/ Blog / Leren door te doen: zo werkt BMO op het Beatrix College

Leren door te doen: zo werkt BMO op het Beatrix College

Wil jij iets betekenen voor de maatschappij en je inzetten voor anderen? Bij Beatrix Maatschappelijk Ondernemen (BMO) kan dat! Je krijgt de kans om zelf projecten op te zetten die écht impact maken.

BMO bestaat al ruim tien jaar binnen het Beatrix College. Binnen dit programma gaan leerlingen gaan aan de slag met het bedenken en organiseren van projecten met maatschappelijke betekenis. In totaal kunnen ze hier 75 lesuren per schooljaar aan besteden. “Je kunt aan het begin van elk schooljaar inschrijven voor BMO als je de drive hebt om iets goeds te doen voor de wereld”, vertelt BMO-projectleider Loek de Bruijn, die tal van mooie projecten voorbij zag komen.

“Zo hebben we Beatrix on Tour, een fietsreis die volledig wordt georganiseerd door BMO-leerlingen en gekoppeld is aan het goede doel”, aldus Loek. “Drie jaar geleden ging de reis naar Frankrijk, waar ruim negentienduizend euro werd opgehaald voor Make-A-Wish Nederland, dat wensen vervult van kinderen met een ernstige, soms zelfs levensbedreigende ziekte.”

Groot en klein: projecten met impact

Waar Beatrix on Tour een groot project in het buitenland is, gaat het bij BMO net zo goed om projecten binnen de wijk van de school: Reeshof. Loek: “Leerlingen kunnen bijvoorbeeld activiteiten organiseren voor bewoners van ouderenzorginstelling De Wever, Vogelasiel Tilburg ondersteunen of met het prikken van afval de leefbaarheid in de wijk verbeteren.”
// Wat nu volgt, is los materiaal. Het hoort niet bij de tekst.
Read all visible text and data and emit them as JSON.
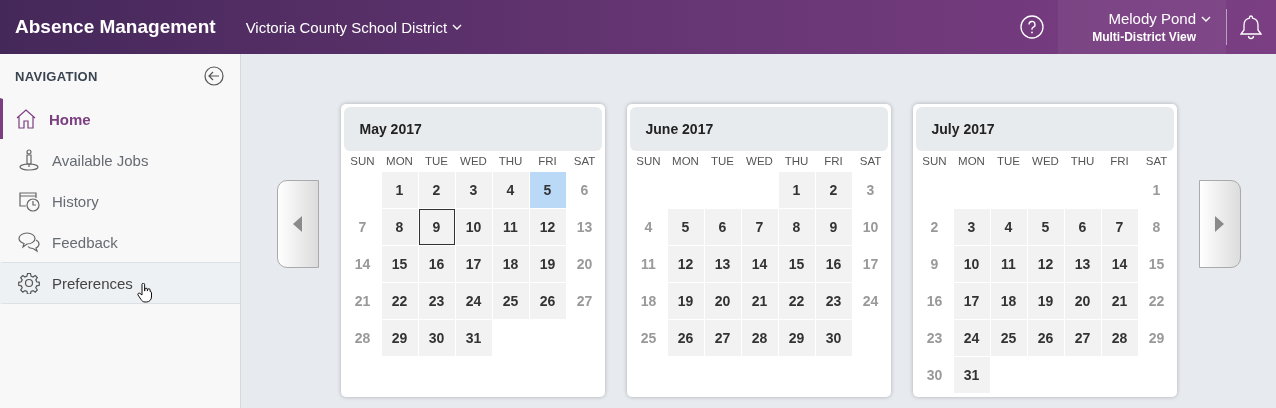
{
  "app": {
    "title": "Absence Management",
    "district": "Victoria County School District",
    "user_name": "Melody Pond",
    "view": "Multi-District View"
  },
  "sidebar": {
    "heading": "NAVIGATION",
    "items": [
      {
        "label": "Home",
        "kind": "home",
        "selected": true,
        "hovered": false
      },
      {
        "label": "Available Jobs",
        "kind": "jobs",
        "selected": false,
        "hovered": false
      },
      {
        "label": "History",
        "kind": "history",
        "selected": false,
        "hovered": false
      },
      {
        "label": "Feedback",
        "kind": "feedback",
        "selected": false,
        "hovered": false
      },
      {
        "label": "Preferences",
        "kind": "preferences",
        "selected": false,
        "hovered": true
      }
    ]
  },
  "calendars": [
    {
      "title": "May 2017",
      "weekdays": [
        "SUN",
        "MON",
        "TUE",
        "WED",
        "THU",
        "FRI",
        "SAT"
      ],
      "weeks": [
        [
          {
            "kind": "blank"
          },
          {
            "day": "1",
            "kind": "weekday",
            "selected": false,
            "outlined": false
          },
          {
            "day": "2",
            "kind": "weekday",
            "selected": false,
            "outlined": false
          },
          {
            "day": "3",
            "kind": "weekday",
            "selected": false,
            "outlined": false
          },
          {
            "day": "4",
            "kind": "weekday",
            "selected": false,
            "outlined": false
          },
          {
            "day": "5",
            "kind": "weekday",
            "selected": true,
            "outlined": false
          },
          {
            "day": "6",
            "kind": "weekend",
            "selected": false,
            "outlined": false
          }
        ],
        [
          {
            "day": "7",
            "kind": "weekend",
            "selected": false,
            "outlined": false
          },
          {
            "day": "8",
            "kind": "weekday",
            "selected": false,
            "outlined": false
          },
          {
            "day": "9",
            "kind": "weekday",
            "selected": false,
            "outlined": true
          },
          {
            "day": "10",
            "kind": "weekday",
            "selected": false,
            "outlined": false
          },
          {
            "day": "11",
            "kind": "weekday",
            "selected": false,
            "outlined": false
          },
          {
            "day": "12",
            "kind": "weekday",
            "selected": false,
            "outlined": false
          },
          {
            "day": "13",
            "kind": "weekend",
            "selected": false,
            "outlined": false
          }
        ],
        [
          {
            "day": "14",
            "kind": "weekend",
            "selected": false,
            "outlined": false
          },
          {
            "day": "15",
            "kind": "weekday",
            "selected": false,
            "outlined": false
          },
          {
            "day": "16",
            "kind": "weekday",
            "selected": false,
            "outlined": false
          },
          {
            "day": "17",
            "kind": "weekday",
            "selected": false,
            "outlined": false
          },
          {
            "day": "18",
            "kind": "weekday",
            "selected": false,
            "outlined": false
          },
          {
            "day": "19",
            "kind": "weekday",
            "selected": false,
            "outlined": false
          },
          {
            "day": "20",
            "kind": "weekend",
            "selected": false,
            "outlined": false
          }
        ],
        [
          {
            "day": "21",
            "kind": "weekend",
            "selected": false,
            "outlined": false
          },
          {
            "day": "22",
            "kind": "weekday",
            "selected": false,
            "outlined": false
          },
          {
            "day": "23",
            "kind": "weekday",
            "selected": false,
            "outlined": false
          },
          {
            "day": "24",
            "kind": "weekday",
            "selected": false,
            "outlined": false
          },
          {
            "day": "25",
            "kind": "weekday",
            "selected": false,
            "outlined": false
          },
          {
            "day": "26",
            "kind": "weekday",
            "selected": false,
            "outlined": false
          },
          {
            "day": "27",
            "kind": "weekend",
            "selected": false,
            "outlined": false
          }
        ],
        [
          {
            "day": "28",
            "kind": "weekend",
            "selected": false,
            "outlined": false
          },
          {
            "day": "29",
            "kind": "weekday",
            "selected": false,
            "outlined": false
          },
          {
            "day": "30",
            "kind": "weekday",
            "selected": false,
            "outlined": false
          },
          {
            "day": "31",
            "kind": "weekday",
            "selected": false,
            "outlined": false
          },
          {
            "kind": "blank"
          },
          {
            "kind": "blank"
          },
          {
            "kind": "blank"
          }
        ]
      ]
    },
    {
      "title": "June 2017",
      "weekdays": [
        "SUN",
        "MON",
        "TUE",
        "WED",
        "THU",
        "FRI",
        "SAT"
      ],
      "weeks": [
        [
          {
            "kind": "blank"
          },
          {
            "kind": "blank"
          },
          {
            "kind": "blank"
          },
          {
            "kind": "blank"
          },
          {
            "day": "1",
            "kind": "weekday",
            "selected": false,
            "outlined": false
          },
          {
            "day": "2",
            "kind": "weekday",
            "selected": false,
            "outlined": false
          },
          {
            "day": "3",
            "kind": "weekend",
            "selected": false,
            "outlined": false
          }
        ],
        [
          {
            "day": "4",
            "kind": "weekend",
            "selected": false,
            "outlined": false
          },
          {
            "day": "5",
            "kind": "weekday",
            "selected": false,
            "outlined": false
          },
          {
            "day": "6",
            "kind": "weekday",
            "selected": false,
            "outlined": false
          },
          {
            "day": "7",
            "kind": "weekday",
            "selected": false,
            "outlined": false
          },
          {
            "day": "8",
            "kind": "weekday",
            "selected": false,
            "outlined": false
          },
          {
            "day": "9",
            "kind": "weekday",
            "selected": false,
            "outlined": false
          },
          {
            "day": "10",
            "kind": "weekend",
            "selected": false,
            "outlined": false
          }
        ],
        [
          {
            "day": "11",
            "kind": "weekend",
            "selected": false,
            "outlined": false
          },
          {
            "day": "12",
            "kind": "weekday",
            "selected": false,
            "outlined": false
          },
          {
            "day": "13",
            "kind": "weekday",
            "selected": false,
            "outlined": false
          },
          {
            "day": "14",
            "kind": "weekday",
            "selected": false,
            "outlined": false
          },
          {
            "day": "15",
            "kind": "weekday",
            "selected": false,
            "outlined": false
          },
          {
            "day": "16",
            "kind": "weekday",
            "selected": false,
            "outlined": false
          },
          {
            "day": "17",
            "kind": "weekend",
            "selected": false,
            "outlined": false
          }
        ],
        [
          {
            "day": "18",
            "kind": "weekend",
            "selected": false,
            "outlined": false
          },
          {
            "day": "19",
            "kind": "weekday",
            "selected": false,
            "outlined": false
          },
          {
            "day": "20",
            "kind": "weekday",
            "selected": false,
            "outlined": false
          },
          {
            "day": "21",
            "kind": "weekday",
            "selected": false,
            "outlined": false
          },
          {
            "day": "22",
            "kind": "weekday",
            "selected": false,
            "outlined": false
          },
          {
            "day": "23",
            "kind": "weekday",
            "selected": false,
            "outlined": false
          },
          {
            "day": "24",
            "kind": "weekend",
            "selected": false,
            "outlined": false
          }
        ],
        [
          {
            "day": "25",
            "kind": "weekend",
            "selected": false,
            "outlined": false
          },
          {
            "day": "26",
            "kind": "weekday",
            "selected": false,
            "outlined": false
          },
          {
            "day": "27",
            "kind": "weekday",
            "selected": false,
            "outlined": false
          },
          {
            "day": "28",
            "kind": "weekday",
            "selected": false,
            "outlined": false
          },
          {
            "day": "29",
            "kind": "weekday",
            "selected": false,
            "outlined": false
          },
          {
            "day": "30",
            "kind": "weekday",
            "selected": false,
            "outlined": false
          },
          {
            "kind": "blank"
          }
        ]
      ]
    },
    {
      "title": "July 2017",
      "weekdays": [
        "SUN",
        "MON",
        "TUE",
        "WED",
        "THU",
        "FRI",
        "SAT"
      ],
      "weeks": [
        [
          {
            "kind": "blank"
          },
          {
            "kind": "blank"
          },
          {
            "kind": "blank"
          },
          {
            "kind": "blank"
          },
          {
            "kind": "blank"
          },
          {
            "kind": "blank"
          },
          {
            "day": "1",
            "kind": "weekend",
            "selected": false,
            "outlined": false
          }
        ],
        [
          {
            "day": "2",
            "kind": "weekend",
            "selected": false,
            "outlined": false
          },
          {
            "day": "3",
            "kind": "weekday",
            "selected": false,
            "outlined": false
          },
          {
            "day": "4",
            "kind": "weekday",
            "selected": false,
            "outlined": false
          },
          {
            "day": "5",
            "kind": "weekday",
            "selected": false,
            "outlined": false
          },
          {
            "day": "6",
            "kind": "weekday",
            "selected": false,
            "outlined": false
          },
          {
            "day": "7",
            "kind": "weekday",
            "selected": false,
            "outlined": false
          },
          {
            "day": "8",
            "kind": "weekend",
            "selected": false,
            "outlined": false
          }
        ],
        [
          {
            "day": "9",
            "kind": "weekend",
            "selected": false,
            "outlined": false
          },
          {
            "day": "10",
            "kind": "weekday",
            "selected": false,
            "outlined": false
          },
          {
            "day": "11",
            "kind": "weekday",
            "selected": false,
            "outlined": false
          },
          {
            "day": "12",
            "kind": "weekday",
            "selected": false,
            "outlined": false
          },
          {
            "day": "13",
            "kind": "weekday",
            "selected": false,
            "outlined": false
          },
          {
            "day": "14",
            "kind": "weekday",
            "selected": false,
            "outlined": false
          },
          {
            "day": "15",
            "kind": "weekend",
            "selected": false,
            "outlined": false
          }
        ],
        [
          {
            "day": "16",
            "kind": "weekend",
            "selected": false,
            "outlined": false
          },
          {
            "day": "17",
            "kind": "weekday",
            "selected": false,
            "outlined": false
          },
          {
            "day": "18",
            "kind": "weekday",
            "selected": false,
            "outlined": false
          },
          {
            "day": "19",
            "kind": "weekday",
            "selected": false,
            "outlined": false
          },
          {
            "day": "20",
            "kind": "weekday",
            "selected": false,
            "outlined": false
          },
          {
            "day": "21",
            "kind": "weekday",
            "selected": false,
            "outlined": false
          },
          {
            "day": "22",
            "kind": "weekend",
            "selected": false,
            "outlined": false
          }
        ],
        [
          {
            "day": "23",
            "kind": "weekend",
            "selected": false,
            "outlined": false
          },
          {
            "day": "24",
            "kind": "weekday",
            "selected": false,
            "outlined": false
          },
          {
            "day": "25",
            "kind": "weekday",
            "selected": false,
            "outlined": false
          },
          {
            "day": "26",
            "kind": "weekday",
            "selected": false,
            "outlined": false
          },
          {
            "day": "27",
            "kind": "weekday",
            "selected": false,
            "outlined": false
          },
          {
            "day": "28",
            "kind": "weekday",
            "selected": false,
            "outlined": false
          },
          {
            "day": "29",
            "kind": "weekend",
            "selected": false,
            "outlined": false
          }
        ],
        [
          {
            "day": "30",
            "kind": "weekend",
            "selected": false,
            "outlined": false
          },
          {
            "day": "31",
            "kind": "weekday",
            "selected": false,
            "outlined": false
          },
          {
            "kind": "blank"
          },
          {
            "kind": "blank"
          },
          {
            "kind": "blank"
          },
          {
            "kind": "blank"
          },
          {
            "kind": "blank"
          }
        ]
      ]
    }
  ]
}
Door de jaren heen zag Loek wat voor impact BMO kan hebben op leerlingen. “Voor hen betekent het heel veel. Sommigen vinden hier een veilige haven, anderen ontdekken wat ze na tijd op de middelbare school willen doen. En er zijn leerlingen die gewoon tranen in hun ogen krijgen als iets moois is gelukt. Dat maakt BMO zo bijzonder.”

Leren en groeien bij BMO

Tijdens hun BMO-tijd ontwikkelen de leerlingen diverse vaardigheden. Van plannen en organiseren tot samenwerken en taakbewust bezig zijn. Dit doen ze in een stimulerende omgeving, waar de nadruk ligt op leren en niet op presteren. “Het hoeft niet foutloos te zijn”, legt Loek uit. “Het gaat erom dat de leerlingen er iets van opsteken en weten wat het is om zich belangeloos in te zetten voor een ander, want dat is zó belangrijk.”
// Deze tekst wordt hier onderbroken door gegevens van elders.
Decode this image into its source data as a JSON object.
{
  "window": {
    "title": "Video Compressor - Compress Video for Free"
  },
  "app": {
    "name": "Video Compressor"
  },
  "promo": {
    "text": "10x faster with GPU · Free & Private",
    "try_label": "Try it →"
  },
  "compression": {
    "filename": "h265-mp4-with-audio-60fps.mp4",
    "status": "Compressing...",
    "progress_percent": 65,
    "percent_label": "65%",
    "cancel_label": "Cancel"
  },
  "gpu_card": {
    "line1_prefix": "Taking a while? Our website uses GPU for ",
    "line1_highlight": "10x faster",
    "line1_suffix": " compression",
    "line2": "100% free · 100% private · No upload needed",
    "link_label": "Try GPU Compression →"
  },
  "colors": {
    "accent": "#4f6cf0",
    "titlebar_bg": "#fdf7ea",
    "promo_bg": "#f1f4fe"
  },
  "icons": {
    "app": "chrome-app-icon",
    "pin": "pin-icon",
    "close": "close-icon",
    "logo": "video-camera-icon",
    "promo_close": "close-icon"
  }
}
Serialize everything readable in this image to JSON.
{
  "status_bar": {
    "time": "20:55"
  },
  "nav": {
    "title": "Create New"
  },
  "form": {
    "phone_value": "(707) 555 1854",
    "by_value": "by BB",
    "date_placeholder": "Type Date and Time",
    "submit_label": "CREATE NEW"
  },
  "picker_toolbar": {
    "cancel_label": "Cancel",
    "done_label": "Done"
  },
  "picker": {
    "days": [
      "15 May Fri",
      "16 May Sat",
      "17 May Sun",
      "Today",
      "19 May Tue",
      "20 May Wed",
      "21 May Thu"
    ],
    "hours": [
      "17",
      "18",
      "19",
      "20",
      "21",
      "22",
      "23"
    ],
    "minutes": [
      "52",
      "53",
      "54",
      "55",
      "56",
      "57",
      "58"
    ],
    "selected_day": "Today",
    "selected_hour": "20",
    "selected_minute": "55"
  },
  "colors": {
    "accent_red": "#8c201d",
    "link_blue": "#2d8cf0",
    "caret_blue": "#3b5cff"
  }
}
Het is dan ook niet voor niets dat er bij BMO geen cijfers worden gegeven. In plaats daarvan praten de leerlingen samen met hun BMO-coach over situaties die ze tijdens hun project tegenkomen. Ze bespreken wat goed gaat, waar ze tegenaan lopen en wat ze kunnen verbeteren. Aan het einde van het project kijken ze samen terug en reflecteren ze op alles wat ze geleerd hebben.
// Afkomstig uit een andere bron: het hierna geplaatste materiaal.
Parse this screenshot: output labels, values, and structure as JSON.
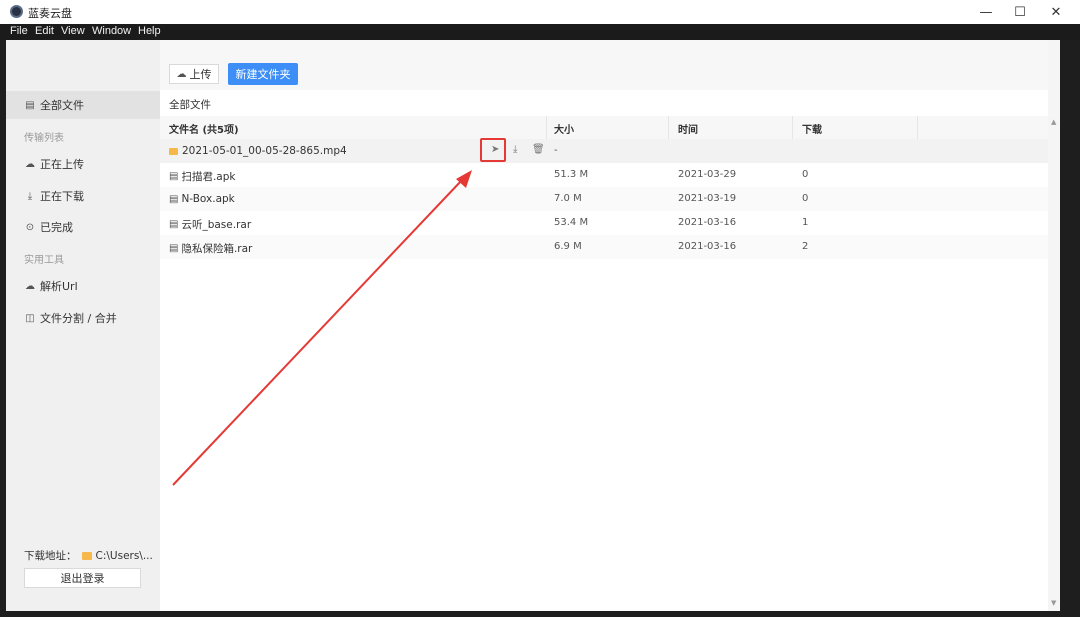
{
  "app": {
    "title": "蓝奏云盘"
  },
  "window_controls": {
    "minimize": "—",
    "maximize": "☐",
    "close": "✕"
  },
  "menu": [
    "File",
    "Edit",
    "View",
    "Window",
    "Help"
  ],
  "sidebar": {
    "all_files": "全部文件",
    "group_transfer": "传输列表",
    "uploading": "正在上传",
    "downloading": "正在下载",
    "completed": "已完成",
    "group_tools": "实用工具",
    "parse_url": "解析Url",
    "split_merge": "文件分割 / 合并",
    "download_path_label": "下载地址：",
    "download_path_value": "C:\\Users\\...",
    "logout": "退出登录"
  },
  "toolbar": {
    "upload": "上传",
    "new_folder": "新建文件夹"
  },
  "breadcrumb": "全部文件",
  "table": {
    "headers": {
      "name": "文件名 (共5项)",
      "size": "大小",
      "time": "时间",
      "downloads": "下载"
    },
    "rows": [
      {
        "name": "2021-05-01_00-05-28-865.mp4",
        "type": "folder",
        "size": "-",
        "time": "",
        "downloads": ""
      },
      {
        "name": "扫描君.apk",
        "type": "file",
        "size": "51.3 M",
        "time": "2021-03-29",
        "downloads": "0"
      },
      {
        "name": "N-Box.apk",
        "type": "file",
        "size": "7.0 M",
        "time": "2021-03-19",
        "downloads": "0"
      },
      {
        "name": "云听_base.rar",
        "type": "file",
        "size": "53.4 M",
        "time": "2021-03-16",
        "downloads": "1"
      },
      {
        "name": "隐私保险箱.rar",
        "type": "file",
        "size": "6.9 M",
        "time": "2021-03-16",
        "downloads": "2"
      }
    ]
  },
  "colors": {
    "primary": "#3d8ef7",
    "highlight": "#e53935",
    "folder": "#f7b84b"
  }
}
Terwijl leerlingen zich bij blijven ontwikkelen en groeien, kijkt de organisatie naar de toekomst en hoe nog meer leerlingen bij BMO betrokken kunnen worden. “Dat kunnen we doen door meer samen te werken met externe partijen, zodat we nog meer mogelijkheden voor projecten creëren. Daarnaast zou het goed zijn als BMO een vast onderdeel wordt van de teamplannen op alle niveaus binnen de school. Zo hopen we dat iedere leerling tijdens zijn schoolcarrière minstens één keer in aanraking komt met BMO, zoals ook beschreven staat in het meerjarenplan”, besluit Loek.